Handle selector exception (#73)

* fix(tgi): handle invalid generation config error and return to server If there is an invalid generation config, the selector raises an error. This is caught by the prefill method, that skips the slot generation, so the error is handled by the router. I had not been able to reproduce the problem with a simple HTTP request to TGI, but it seems it's possible to do it with the HTML form interface, so it's better to handle this, even if it's unlikely to happen. * fix(tgi): handle another exception in prefill Returning an empty batch is better than crashing.
huggingface · Jul 12, 2024 · 50ed7bd · 50ed7bd
1 parent eb1d7c9
commit 50ed7bd
Showing 1 changed file with 20 additions and 8 deletions.
diff --git a/text-generation-inference/server/text_generation_server/generator.py b/text-generation-inference/server/text_generation_server/generator.py
@@ -449,10 +449,14 @@ def prefill(self, batch: Batch) -> Tuple[List[Generation], CachedBatch]:
         empty_slots = slots[Slot.State.EMPTY]
         model_batch_size = self.model.config.batch_size
         if model_batch_size is not None and model_batch_size < len(active_slots) + len(batch.requests):
-            raise ValueError(
+            # If raising an error here wouldn't crash the server, we could raise a ValueError
+            error = ValueError(
                 f"Cannot prefill {len(batch.requests)} new request(s)."
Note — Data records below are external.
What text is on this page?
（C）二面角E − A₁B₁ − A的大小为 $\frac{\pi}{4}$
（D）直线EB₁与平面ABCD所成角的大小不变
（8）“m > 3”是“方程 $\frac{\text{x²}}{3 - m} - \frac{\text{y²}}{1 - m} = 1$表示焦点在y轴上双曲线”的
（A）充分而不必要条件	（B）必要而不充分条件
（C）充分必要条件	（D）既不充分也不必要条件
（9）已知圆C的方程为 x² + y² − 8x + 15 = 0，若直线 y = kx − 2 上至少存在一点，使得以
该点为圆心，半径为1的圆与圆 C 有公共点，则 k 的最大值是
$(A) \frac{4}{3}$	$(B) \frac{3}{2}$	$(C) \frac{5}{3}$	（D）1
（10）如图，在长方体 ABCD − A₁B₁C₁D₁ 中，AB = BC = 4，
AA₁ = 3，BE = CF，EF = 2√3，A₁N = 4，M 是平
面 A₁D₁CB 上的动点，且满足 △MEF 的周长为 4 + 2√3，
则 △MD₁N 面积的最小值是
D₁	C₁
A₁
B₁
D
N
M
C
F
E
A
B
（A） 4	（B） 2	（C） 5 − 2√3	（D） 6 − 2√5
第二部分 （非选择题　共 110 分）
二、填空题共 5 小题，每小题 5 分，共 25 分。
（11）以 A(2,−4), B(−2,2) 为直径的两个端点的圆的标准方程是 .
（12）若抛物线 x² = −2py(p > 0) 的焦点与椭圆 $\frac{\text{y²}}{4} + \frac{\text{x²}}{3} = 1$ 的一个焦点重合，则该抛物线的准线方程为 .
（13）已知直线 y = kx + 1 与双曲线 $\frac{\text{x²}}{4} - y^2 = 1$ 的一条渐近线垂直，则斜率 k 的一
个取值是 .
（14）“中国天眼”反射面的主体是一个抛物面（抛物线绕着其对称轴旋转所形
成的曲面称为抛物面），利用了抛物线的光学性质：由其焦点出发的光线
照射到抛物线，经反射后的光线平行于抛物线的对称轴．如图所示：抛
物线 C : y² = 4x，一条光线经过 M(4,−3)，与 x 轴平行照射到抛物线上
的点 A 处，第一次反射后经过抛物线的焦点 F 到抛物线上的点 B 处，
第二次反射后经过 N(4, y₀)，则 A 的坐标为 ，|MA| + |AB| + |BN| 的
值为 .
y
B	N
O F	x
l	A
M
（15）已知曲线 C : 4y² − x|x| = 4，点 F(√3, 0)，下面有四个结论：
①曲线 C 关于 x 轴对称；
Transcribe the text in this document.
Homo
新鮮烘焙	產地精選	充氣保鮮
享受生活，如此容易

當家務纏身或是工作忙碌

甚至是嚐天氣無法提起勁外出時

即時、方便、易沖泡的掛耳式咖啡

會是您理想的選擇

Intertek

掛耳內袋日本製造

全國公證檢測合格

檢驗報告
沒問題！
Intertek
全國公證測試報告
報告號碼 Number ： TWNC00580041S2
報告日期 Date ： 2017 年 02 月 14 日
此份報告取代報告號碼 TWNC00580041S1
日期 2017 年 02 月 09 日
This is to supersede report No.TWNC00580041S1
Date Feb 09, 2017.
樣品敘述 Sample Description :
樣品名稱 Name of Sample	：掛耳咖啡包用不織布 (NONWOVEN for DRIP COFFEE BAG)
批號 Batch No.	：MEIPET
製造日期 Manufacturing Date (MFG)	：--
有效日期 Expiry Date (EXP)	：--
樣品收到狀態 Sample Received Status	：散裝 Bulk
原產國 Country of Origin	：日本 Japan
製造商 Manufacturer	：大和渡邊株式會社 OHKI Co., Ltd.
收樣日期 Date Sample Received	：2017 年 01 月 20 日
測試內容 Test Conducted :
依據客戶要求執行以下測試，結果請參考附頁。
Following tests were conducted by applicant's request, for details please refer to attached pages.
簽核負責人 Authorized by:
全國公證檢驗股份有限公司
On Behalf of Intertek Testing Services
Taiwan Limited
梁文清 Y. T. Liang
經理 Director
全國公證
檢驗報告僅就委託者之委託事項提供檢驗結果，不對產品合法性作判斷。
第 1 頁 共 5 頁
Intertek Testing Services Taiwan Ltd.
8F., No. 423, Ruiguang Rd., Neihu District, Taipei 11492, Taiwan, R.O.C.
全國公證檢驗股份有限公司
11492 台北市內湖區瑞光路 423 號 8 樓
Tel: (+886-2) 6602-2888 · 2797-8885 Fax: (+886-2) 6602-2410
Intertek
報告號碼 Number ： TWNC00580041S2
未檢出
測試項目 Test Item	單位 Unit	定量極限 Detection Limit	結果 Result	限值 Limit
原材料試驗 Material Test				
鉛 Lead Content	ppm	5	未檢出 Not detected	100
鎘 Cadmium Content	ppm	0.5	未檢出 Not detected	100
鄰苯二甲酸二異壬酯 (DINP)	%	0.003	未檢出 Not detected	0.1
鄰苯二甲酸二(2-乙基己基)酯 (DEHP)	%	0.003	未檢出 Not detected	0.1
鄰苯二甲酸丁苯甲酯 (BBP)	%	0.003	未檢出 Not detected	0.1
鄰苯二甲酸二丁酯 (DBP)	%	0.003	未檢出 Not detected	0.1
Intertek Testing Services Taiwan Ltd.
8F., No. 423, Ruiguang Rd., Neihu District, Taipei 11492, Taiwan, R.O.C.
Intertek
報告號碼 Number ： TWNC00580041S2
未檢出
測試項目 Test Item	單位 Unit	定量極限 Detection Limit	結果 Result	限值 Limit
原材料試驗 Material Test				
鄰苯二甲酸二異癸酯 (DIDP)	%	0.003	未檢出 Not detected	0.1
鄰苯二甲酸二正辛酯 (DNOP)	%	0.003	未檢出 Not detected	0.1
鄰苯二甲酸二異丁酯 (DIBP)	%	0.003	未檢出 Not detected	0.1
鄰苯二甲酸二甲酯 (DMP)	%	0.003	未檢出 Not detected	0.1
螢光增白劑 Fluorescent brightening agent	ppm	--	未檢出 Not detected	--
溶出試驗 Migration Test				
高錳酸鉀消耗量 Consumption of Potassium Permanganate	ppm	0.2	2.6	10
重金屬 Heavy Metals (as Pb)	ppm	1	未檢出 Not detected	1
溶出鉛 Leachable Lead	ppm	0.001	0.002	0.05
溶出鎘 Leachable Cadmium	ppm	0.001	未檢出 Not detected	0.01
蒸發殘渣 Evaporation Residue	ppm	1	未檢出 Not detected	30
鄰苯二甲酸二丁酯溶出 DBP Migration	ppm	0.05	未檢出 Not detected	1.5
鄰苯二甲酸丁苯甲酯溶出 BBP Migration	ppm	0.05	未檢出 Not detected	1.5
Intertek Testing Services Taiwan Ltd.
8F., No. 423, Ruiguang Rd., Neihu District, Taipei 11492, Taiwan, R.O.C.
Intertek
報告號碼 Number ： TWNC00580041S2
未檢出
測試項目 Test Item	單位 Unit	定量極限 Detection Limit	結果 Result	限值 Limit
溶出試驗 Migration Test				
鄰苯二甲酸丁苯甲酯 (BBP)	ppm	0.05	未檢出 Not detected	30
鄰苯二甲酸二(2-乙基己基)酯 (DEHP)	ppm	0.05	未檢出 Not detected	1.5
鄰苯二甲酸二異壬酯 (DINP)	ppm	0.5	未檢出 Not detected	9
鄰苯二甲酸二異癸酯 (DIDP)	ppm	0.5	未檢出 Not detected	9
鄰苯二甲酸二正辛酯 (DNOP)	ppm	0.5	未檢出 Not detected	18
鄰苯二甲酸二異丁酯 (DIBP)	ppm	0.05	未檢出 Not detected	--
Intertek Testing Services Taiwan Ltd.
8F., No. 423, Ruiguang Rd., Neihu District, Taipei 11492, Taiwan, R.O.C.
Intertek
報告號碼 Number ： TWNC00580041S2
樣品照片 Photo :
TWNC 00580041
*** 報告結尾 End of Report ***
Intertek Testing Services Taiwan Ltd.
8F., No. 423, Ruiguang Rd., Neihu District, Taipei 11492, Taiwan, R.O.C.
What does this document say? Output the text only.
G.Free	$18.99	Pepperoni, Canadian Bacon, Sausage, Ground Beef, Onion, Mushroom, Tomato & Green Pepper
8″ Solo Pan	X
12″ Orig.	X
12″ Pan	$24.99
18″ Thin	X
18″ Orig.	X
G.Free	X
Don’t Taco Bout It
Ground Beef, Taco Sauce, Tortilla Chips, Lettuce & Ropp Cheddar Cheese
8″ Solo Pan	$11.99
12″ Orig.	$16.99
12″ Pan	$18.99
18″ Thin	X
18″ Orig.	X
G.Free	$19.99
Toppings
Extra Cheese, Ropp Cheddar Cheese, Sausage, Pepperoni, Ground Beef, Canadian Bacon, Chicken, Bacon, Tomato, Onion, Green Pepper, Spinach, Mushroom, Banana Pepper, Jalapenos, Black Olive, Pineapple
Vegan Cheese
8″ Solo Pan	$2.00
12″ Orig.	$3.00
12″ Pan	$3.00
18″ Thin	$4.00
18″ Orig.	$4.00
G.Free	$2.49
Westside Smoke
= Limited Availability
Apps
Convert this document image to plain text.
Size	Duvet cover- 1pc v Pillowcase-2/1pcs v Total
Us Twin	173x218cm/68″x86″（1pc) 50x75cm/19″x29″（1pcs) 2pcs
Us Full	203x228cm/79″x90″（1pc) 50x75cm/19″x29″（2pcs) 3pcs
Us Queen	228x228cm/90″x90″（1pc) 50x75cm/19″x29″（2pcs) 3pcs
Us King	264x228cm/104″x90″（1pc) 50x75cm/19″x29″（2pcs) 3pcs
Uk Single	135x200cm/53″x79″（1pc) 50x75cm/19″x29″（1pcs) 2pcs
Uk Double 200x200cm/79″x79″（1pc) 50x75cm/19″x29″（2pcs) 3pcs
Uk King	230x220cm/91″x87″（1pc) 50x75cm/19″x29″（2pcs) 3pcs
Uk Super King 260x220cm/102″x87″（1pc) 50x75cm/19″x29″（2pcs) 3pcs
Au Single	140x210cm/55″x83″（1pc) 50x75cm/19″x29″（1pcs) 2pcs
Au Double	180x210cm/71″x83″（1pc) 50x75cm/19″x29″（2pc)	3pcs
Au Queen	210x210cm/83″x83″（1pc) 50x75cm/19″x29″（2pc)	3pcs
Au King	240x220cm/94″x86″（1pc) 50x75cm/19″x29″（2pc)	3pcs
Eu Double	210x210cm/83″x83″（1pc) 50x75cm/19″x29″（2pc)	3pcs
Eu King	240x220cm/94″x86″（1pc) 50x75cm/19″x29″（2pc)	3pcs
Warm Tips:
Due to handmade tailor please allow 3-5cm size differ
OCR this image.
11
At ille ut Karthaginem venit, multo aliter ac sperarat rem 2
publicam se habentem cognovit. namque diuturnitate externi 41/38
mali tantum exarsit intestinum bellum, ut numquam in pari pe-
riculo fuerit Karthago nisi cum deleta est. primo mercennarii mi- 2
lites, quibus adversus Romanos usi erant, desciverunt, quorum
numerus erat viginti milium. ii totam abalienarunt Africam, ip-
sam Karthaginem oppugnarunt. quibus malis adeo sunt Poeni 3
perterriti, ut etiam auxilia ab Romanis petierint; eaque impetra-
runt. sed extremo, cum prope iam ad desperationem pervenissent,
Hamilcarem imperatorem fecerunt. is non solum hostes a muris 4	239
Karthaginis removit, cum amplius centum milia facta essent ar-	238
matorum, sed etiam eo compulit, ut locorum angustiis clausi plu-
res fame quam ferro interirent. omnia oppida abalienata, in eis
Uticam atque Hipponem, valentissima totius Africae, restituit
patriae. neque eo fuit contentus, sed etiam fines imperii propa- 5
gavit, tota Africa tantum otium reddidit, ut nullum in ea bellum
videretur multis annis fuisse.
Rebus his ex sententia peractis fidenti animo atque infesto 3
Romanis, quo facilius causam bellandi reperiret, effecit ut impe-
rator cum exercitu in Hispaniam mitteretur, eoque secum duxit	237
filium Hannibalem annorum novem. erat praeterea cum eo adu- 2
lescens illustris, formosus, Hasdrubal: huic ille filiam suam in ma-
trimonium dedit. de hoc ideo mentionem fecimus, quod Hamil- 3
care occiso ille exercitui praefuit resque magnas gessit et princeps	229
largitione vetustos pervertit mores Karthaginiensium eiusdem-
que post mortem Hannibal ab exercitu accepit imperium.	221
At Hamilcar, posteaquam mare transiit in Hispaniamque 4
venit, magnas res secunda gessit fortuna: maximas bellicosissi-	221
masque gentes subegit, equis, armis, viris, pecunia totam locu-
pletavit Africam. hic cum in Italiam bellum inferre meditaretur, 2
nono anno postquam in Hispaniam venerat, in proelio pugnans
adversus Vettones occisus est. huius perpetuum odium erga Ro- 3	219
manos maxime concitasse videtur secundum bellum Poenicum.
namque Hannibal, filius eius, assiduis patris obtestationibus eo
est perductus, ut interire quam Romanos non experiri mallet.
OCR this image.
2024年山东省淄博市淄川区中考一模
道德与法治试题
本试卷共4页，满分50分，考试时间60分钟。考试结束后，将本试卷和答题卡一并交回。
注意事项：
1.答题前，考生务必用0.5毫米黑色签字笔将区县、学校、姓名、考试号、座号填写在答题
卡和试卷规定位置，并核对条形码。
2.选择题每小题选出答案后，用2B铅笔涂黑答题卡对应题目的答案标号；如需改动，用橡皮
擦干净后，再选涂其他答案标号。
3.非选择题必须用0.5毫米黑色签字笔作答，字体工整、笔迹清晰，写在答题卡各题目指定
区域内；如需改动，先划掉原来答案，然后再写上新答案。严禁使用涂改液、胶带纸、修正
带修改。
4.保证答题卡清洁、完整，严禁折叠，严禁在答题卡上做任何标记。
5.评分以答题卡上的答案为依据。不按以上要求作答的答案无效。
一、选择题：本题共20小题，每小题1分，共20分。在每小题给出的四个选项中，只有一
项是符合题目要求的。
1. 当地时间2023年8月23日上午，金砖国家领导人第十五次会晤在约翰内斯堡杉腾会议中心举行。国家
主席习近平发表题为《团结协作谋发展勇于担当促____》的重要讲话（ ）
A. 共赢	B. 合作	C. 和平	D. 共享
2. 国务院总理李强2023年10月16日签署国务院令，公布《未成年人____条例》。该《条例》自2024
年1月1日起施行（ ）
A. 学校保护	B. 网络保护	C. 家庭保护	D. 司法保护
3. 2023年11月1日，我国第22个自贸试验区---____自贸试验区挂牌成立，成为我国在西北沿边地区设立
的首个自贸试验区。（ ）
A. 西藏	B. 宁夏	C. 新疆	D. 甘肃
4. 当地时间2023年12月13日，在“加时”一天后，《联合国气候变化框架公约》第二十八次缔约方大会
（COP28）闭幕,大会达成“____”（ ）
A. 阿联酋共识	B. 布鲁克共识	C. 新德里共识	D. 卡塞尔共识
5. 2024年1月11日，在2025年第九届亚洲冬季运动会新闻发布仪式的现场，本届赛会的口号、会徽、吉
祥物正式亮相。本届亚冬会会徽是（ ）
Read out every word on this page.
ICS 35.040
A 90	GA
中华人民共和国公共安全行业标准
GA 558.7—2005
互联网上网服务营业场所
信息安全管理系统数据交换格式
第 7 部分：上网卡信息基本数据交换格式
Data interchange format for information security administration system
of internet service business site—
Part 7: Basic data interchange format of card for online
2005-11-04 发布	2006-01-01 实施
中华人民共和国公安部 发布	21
                 f" Maximum batch size supported is: {model_batch_size}."
             )
+            # but since it's not possible, we just log the error and return an empty generation
+            logger.error(error)
+            return [], None
         for slot in empty_slots:
             self.slots.remove(slot)
         # Assign each request to an empty slot
@@ -505,13 +509,21 @@ def prefill(self, batch: Batch) -> Tuple[List[Generation], CachedBatch]:
             input_ids[i, -truncation:] = tokenized_inputs.input_ids[i, -truncation:]
             slot_input_ids = input_ids[i : i + 1, :]
             # Padded input ids are also required to set logits processors and stopping criterias
-            selector = TokenSelector.create(
-                slot_input_ids,
-                slot.generation_config,
-                self.model,
-                self.model.config.sequence_length,
-                seed=slot.seed,
-            )
+            try:
+                selector = TokenSelector.create(
+                    slot_input_ids,
+                    slot.generation_config,
+                    self.model,
+                    self.model.config.sequence_length,
+                    seed=slot.seed,
+                )
+            except ValueError as e:
+                # This is very unlikely, but it seems it could be possible if router does not check values beforehand.
+                # In that case, we just skip the slot, and mark it as empty. This should prevent returning this to the
+                # router.
+                logger.error(f"Invalid generation parameters for slot {slot.id}. Skipping it. Error: {e}")
+                slot.clear()
+                continue
             slot_input_ids = slot_input_ids.squeeze(dim=0).type(torch.int64)
             attention_mask[i, -truncation:] = tokenized_inputs.attention_mask[i, -truncation:]
             if self._supports_static_cache: